ECE XFS Quota Question

rockybean · January 18, 2019, 1:11am

Hi,

I'm testing ECE 2.0 to see if this is a better solution for our current es cluster management work.
I see following warning logs in the cluster log.

[2018-11-02 16:20:59,091][WARN ][no.found.runner.allocation.elasticsearch.ElasticsearchDockerContainer] Quota path not initialized, creating directory for path: [/mnt/data/elastic/172.31.16.63/services/allocator/containers/elasticsearch/1b01fd74758543d7857b6aa53a54389b/instance-0000000001/data] {"ec_container_kind":"elasticsearch","ec_container_group":"1b01fd74758543d7857b6aa53a54389b","ec_container_name":"instance-0000000001"}

It seems like that XFS Quota does not function normally. And I see some strange display in ece cloud ui and Kibana Monitoring page.

For example, I create a cluster with 1GB Mem and 32GB Disk. Then in cloud ui, the es node is shown as 1GB Mem and 32GB Disk. But if I connect to Kibana and see nodes in Monitoring Panel, the content is different. The node is shown as 1GB Mem but 200GB disk which is the total size of the vm I run ece allocator.

Maybe this is relative to xfs quota. Please can you give me some advice for this?
This seems to be a severe issue which will bring confusion to our users.

thanks!

Alex_Piggott · January 18, 2019, 2:00am

I think that's what you get if XFS isn't set up properly. What is your fstab?

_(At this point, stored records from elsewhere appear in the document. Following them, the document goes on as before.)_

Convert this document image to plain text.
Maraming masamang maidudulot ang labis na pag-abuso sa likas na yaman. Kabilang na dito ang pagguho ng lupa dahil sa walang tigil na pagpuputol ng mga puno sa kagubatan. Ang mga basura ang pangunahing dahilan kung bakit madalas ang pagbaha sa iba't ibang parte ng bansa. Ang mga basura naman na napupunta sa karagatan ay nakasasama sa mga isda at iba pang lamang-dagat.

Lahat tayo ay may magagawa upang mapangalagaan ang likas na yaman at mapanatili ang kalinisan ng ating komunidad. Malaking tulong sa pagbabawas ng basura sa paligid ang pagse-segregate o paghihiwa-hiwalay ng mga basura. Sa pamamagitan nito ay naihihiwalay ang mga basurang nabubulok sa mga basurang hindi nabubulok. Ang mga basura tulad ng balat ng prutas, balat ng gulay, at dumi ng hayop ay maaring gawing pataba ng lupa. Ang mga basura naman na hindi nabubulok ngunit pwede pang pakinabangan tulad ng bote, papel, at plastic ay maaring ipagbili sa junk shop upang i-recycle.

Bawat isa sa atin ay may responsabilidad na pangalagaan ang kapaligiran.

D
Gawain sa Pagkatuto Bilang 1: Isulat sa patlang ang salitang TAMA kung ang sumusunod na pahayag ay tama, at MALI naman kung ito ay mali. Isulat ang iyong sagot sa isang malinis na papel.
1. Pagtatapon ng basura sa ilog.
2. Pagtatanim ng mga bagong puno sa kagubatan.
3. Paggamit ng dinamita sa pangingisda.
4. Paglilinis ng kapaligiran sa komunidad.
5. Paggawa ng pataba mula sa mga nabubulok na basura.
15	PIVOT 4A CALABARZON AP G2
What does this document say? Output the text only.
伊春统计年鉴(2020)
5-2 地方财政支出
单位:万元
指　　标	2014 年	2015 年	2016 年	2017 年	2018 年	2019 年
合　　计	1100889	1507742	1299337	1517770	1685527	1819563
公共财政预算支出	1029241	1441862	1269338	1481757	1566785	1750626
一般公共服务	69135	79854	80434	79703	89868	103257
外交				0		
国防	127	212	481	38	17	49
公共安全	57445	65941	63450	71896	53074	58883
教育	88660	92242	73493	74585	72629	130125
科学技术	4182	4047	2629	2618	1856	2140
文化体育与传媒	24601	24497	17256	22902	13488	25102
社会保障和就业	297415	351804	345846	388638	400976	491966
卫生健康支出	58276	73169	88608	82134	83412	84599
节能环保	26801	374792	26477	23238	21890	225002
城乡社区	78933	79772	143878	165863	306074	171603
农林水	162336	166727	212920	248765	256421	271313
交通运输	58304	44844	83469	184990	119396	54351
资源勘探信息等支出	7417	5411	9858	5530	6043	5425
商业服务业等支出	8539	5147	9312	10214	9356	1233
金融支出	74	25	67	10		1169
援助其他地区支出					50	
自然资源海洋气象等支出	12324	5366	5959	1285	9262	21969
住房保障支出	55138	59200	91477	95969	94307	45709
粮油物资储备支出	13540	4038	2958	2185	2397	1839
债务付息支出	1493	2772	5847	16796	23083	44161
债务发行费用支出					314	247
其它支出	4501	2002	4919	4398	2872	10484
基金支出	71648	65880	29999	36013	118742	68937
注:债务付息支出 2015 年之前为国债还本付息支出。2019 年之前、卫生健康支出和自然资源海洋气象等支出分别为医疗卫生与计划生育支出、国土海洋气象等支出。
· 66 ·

Alex_Piggott · January 18, 2019, 2:16pm

Following up on this with a bit more detail:

I have some recollection that we only describe configuring XFS on Ubuntu - https://www.elastic.co/guide/en/cloud-enterprise/2.0/ece-configure-hosts.html#ece-xfs-setup-trusty - because it's usually installed/configured by default on RHEL/Centos, but there are some set ups that bypass that ... the key thing to check is whether you have a line like /dev/xvdg1 /mnt/data xfs defaults,nofail,pquota,prjquota 0 2 corresponding to the data directory

Alex

rockybean · January 21, 2019, 12:30am

Sorry for late reply.

I will try your configuration.

thanks!

rockybean · January 22, 2019, 7:38am

@Alex_Piggott

I change fstab as you suggest.

But it does not solve my problem. The node still get the disk size of container host like below.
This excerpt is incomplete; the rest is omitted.